The relative percent change in the number of raster grid cells in the study area with a given ecological value (EV) score as mines are added two at a time to the landscape (see also Fig. 6)

Summary and Conclusions

The growing human population in south Florida depends on the multiple ecosystem services provided by wetlands and natural areas. However, urban development pressures threaten the restoration potential and the remaining habitat functions of the natural undeveloped, preserved, and agricultural areas in south Florida. Many important ecological processes including biodiversity, landscape fragmentation and integrity, water flow, and habitat provision for native species are best estimated at a regional scale (Theobald and others 1997; Stohlgren and others 1998; Nitschke 2008). By modeling changes in EV as impacted by land use change at a regional scale, we gain the ability to estimate cumulative impacts and better consider conservation, preservation and restoration efforts. The case studies used in this paper illustrate potential changes in EV from conversion of natural or agricultural areas to urban and suburban development or rock mining. The evaluation of these different land use scenarios was done using modeled ecological criteria related to ecosystem services, and spatially explores decreases in habitat and restoration potential as an ecological consequence of regional land use/cover change.

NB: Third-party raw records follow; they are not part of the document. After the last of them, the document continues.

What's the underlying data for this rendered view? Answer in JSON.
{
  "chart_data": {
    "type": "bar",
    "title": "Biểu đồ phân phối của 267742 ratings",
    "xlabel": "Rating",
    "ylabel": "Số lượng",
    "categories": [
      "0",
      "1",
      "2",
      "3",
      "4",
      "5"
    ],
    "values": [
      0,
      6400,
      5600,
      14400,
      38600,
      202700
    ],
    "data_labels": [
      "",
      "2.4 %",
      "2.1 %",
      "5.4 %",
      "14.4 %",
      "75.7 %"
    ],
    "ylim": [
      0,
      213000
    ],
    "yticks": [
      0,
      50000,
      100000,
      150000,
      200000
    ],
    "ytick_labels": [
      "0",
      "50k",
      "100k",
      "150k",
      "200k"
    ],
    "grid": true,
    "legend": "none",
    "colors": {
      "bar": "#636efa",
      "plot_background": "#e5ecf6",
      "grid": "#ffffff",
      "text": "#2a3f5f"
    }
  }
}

The six SFL EPM EV criteria are designed to be improved and updated as new information or data become available. For the water quality buffer potential (WQP) criterion, new information could include updating the pollutant concentration values, incorporating more pollutants, including pollutant loads from more land cover types, and considering linking surface water and groundwater. In the future, we also plan to extend the application of the SFL EPM from Miami-Dade County to include other areas of interest in south Florida. Other changes to the SFL EPM include the addition of a community quality-of-life component that focuses on sea level rise vulnerability and the trade-offs between quality-of-life metrics (e.g., housing affordability and recreational opportunities) and sea level risk metrics (e.g., storm surge risk and salt water intrusion) for evaluating mitigation alternatives for sea level rise vulnerability. The SFL EPM approach is also currently being adapted for use in other urban–natural transition areas with land-use-related planning issues, including Puget Sound in Washington State and the Santa Cruz Watershed at the Arizona/Sonora, Mexico border.

The web-based SFL EPM and EV model can contribute to improved public understanding and awareness of the importance of protecting south Florida habitats and ecosystem functions and the inadvertent potential regional consequences associated with local level land use decisions. The SFL EPM is designed as a user-friendly web tool intended to link land use scenarios to changes in calculated ecological value, while allowing enough flexibility for users to either use available land use scenarios or design their own, impose their own prioritizations of criteria, and address different management objectives or policies while exploring alterations in EV. The goal of the overall EPM effort is to inform land use planning and facilitate land use scenario evaluation to help decision makers consider diverse ideas and visualize tradeoffs between human and ecological desires and needs.